= Christian August Voigt =

Austrian anatomist

Christian August Voigt (21 August 1808 – 10 February 1890) was an Austrian anatomist.

==Biography==
Voigt was born on 21 August 1808 in born in Brody, Galicia. He studied medicine in Vienna, receiving his doctorate in 1841 with a dissertation titled, De systemate Intermedio vasorum eiusque radicibus. In Vienna, he was influenced by the work of anatomist Christian Joseph Berres (1796–1844). From 1847 to 1850, he was a professor at the surgical-medical college in Laibach, afterwards teaching classes in Lemberg (1850–1854), Kraków (1854–1861) and Vienna (1861–1878), where he was a professor of anatomy and histology. Voigt was a member of the Vienna Academy of Sciences.

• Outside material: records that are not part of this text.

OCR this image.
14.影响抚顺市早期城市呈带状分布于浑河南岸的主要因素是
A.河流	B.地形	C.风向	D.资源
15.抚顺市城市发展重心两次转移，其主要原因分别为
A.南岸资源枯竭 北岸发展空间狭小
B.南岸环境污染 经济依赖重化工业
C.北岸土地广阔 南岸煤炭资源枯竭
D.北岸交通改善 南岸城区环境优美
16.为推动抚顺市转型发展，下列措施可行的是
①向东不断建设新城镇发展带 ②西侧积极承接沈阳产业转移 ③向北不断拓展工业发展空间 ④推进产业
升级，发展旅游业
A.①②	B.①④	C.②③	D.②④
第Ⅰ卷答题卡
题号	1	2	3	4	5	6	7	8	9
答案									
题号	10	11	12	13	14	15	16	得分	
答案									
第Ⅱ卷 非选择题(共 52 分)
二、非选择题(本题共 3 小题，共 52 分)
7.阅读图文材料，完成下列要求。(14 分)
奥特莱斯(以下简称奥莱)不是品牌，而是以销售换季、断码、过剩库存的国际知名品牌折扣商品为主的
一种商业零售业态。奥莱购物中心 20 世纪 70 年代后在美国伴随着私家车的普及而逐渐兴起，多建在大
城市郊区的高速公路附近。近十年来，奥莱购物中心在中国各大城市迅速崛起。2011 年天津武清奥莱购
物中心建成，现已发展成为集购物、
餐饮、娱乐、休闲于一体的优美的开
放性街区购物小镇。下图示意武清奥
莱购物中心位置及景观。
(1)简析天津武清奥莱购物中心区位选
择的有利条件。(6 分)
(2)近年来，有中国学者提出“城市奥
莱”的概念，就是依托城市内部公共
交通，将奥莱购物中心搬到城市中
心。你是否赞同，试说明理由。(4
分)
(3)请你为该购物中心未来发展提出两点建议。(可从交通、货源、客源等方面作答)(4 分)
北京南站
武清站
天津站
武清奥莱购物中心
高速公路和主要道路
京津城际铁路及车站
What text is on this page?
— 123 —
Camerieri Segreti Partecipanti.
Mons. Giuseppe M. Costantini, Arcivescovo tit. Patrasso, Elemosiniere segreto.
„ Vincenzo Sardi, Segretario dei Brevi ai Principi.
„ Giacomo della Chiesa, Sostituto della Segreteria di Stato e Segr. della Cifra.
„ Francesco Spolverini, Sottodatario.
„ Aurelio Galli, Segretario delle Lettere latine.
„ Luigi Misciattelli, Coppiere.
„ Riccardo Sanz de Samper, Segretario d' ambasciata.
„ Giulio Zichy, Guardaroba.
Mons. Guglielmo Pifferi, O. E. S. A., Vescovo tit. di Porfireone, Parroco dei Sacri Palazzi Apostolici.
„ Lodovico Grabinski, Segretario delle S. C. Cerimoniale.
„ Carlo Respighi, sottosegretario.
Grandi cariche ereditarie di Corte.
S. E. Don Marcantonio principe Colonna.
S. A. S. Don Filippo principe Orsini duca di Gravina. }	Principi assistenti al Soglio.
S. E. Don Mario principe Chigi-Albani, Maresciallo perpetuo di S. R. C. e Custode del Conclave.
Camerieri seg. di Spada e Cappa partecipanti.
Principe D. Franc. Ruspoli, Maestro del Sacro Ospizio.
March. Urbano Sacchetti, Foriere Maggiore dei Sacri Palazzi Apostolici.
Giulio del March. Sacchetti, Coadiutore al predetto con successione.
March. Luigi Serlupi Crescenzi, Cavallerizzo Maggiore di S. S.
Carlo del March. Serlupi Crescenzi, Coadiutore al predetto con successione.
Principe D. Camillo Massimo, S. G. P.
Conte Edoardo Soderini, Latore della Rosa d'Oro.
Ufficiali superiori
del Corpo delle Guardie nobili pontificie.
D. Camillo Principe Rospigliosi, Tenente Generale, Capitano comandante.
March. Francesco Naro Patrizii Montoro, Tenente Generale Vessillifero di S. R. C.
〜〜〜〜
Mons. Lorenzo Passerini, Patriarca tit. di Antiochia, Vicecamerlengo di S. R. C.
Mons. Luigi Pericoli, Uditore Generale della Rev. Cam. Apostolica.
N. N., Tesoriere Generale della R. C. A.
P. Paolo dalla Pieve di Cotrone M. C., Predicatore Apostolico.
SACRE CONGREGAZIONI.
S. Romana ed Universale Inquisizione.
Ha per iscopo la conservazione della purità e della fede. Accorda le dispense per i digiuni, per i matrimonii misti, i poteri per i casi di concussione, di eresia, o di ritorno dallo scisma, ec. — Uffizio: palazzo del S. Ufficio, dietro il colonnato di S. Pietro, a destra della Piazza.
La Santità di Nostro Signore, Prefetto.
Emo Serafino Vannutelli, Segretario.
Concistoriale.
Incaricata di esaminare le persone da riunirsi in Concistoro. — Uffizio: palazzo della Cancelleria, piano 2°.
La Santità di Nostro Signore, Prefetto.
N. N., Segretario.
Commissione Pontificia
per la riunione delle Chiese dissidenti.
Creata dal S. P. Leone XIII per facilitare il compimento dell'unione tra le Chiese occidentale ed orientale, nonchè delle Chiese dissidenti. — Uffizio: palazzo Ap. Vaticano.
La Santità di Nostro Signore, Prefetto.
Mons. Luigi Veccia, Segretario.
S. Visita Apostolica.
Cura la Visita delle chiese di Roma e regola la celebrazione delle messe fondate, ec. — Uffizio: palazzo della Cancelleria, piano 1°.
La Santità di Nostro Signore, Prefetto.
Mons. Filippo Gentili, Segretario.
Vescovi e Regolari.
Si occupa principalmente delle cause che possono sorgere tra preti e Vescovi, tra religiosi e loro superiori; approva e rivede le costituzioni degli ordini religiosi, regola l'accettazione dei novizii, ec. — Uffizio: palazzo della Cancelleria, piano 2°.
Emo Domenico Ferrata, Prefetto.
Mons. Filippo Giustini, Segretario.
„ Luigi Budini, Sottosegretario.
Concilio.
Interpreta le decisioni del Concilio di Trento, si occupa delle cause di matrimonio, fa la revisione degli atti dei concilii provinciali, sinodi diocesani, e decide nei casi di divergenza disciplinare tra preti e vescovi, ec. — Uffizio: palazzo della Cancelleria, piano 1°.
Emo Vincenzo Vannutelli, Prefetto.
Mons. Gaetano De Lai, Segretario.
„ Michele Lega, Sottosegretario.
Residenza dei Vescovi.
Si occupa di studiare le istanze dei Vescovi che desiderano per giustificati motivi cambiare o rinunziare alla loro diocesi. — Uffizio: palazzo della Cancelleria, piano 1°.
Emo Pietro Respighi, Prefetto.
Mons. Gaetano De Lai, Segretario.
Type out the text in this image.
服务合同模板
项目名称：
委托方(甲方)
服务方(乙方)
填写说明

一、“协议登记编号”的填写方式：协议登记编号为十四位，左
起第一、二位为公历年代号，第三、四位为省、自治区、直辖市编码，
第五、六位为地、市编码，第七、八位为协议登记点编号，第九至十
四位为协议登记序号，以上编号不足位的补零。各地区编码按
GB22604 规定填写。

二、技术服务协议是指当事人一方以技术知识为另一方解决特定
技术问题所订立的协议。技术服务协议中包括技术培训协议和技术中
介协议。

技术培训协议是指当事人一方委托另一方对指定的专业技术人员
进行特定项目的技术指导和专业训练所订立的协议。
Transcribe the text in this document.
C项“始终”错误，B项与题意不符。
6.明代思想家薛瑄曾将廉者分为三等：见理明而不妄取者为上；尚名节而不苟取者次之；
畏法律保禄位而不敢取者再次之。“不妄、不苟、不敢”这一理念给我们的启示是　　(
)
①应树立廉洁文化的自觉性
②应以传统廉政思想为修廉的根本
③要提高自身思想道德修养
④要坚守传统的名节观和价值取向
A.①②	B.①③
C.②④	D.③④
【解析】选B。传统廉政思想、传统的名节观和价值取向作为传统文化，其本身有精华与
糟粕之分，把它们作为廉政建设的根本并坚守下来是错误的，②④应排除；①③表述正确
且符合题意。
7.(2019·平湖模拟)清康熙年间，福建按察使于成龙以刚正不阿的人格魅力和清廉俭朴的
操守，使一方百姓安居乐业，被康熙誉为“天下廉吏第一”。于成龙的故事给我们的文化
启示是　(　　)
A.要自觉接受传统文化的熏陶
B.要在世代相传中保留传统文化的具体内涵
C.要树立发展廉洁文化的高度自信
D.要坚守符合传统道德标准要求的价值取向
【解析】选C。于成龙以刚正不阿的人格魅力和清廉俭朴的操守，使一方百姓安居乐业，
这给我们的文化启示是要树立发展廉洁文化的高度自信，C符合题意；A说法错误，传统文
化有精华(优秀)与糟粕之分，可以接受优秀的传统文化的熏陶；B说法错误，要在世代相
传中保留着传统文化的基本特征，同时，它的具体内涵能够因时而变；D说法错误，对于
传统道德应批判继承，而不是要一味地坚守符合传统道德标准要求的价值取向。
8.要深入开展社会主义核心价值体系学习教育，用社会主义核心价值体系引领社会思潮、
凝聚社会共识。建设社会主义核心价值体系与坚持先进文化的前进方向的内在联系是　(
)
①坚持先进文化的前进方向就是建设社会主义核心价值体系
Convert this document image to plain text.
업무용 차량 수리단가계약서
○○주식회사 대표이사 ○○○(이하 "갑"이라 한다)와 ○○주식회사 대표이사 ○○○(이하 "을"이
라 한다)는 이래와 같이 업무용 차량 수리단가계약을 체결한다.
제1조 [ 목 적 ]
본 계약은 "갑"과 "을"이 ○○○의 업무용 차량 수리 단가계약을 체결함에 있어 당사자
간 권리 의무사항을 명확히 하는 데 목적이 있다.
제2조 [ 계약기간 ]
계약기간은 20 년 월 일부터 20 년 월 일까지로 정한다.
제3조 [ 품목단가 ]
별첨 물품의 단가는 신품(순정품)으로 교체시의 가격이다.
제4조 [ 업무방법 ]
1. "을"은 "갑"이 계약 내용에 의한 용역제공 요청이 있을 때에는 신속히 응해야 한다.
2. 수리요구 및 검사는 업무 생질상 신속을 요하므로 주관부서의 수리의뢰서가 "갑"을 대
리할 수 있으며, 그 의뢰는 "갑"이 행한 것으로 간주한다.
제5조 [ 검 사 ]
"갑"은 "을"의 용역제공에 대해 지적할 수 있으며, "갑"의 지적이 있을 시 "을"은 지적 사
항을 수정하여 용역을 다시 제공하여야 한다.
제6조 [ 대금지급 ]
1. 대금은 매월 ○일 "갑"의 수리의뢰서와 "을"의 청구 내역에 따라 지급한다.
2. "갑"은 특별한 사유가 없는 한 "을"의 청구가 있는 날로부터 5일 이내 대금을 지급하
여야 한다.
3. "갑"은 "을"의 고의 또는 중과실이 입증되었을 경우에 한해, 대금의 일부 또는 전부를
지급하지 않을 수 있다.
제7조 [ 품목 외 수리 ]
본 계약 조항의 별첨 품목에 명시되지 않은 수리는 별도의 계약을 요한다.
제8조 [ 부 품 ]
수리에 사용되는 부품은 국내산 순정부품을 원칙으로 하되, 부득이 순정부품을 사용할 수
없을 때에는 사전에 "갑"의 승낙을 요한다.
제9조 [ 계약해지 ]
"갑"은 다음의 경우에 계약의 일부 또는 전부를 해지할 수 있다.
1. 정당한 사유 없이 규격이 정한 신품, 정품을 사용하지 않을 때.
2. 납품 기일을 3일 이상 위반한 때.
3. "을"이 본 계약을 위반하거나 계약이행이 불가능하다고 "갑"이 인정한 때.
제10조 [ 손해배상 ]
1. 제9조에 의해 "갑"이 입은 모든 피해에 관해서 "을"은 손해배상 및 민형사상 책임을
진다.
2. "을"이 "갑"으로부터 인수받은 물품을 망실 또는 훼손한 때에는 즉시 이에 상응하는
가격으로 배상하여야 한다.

Voigt is remembered for his anatomical investigations of the hair and skin. His name is associated with "Voigt's line", a pigmentary demarcation line that sometimes affects dark-skinned individuals. It is described as a dorsoventral line of pigmentation occurring symmetrically and bilaterally for about ten centimeters along the lateral edge of the biceps. The phenomenon is also known as "Futcher's line".

==Written works==
- Abhandlung über die Richtung der Haare am menschlichen Körper, 1857 – Treatise on the direction of hair on the human body.
- Über ein System neu entdeckter Linien an der Oberfläche des Körpers und über Hauptvera¨stelungs-Gebiete der Hautnerven, 1857 – A system of newly found lines on the surface of the human body, etc.
- Beiträge zur Dermato-Neurologie, nebst der Beschreibung eines Systems neu entdeckter Linien an der Oberfläche des menschlichen Körpers, 1864 – Contributions to dermato-neurology, including the description of a system of newly discovered lines on the surface of the human body.
Books about Christian August Voigt
- "Christian August Voigt (1808–1890), Professor der Anatomie in Laibach, Lemberg, Krakau und Wien", by Maria Habacher; 1967.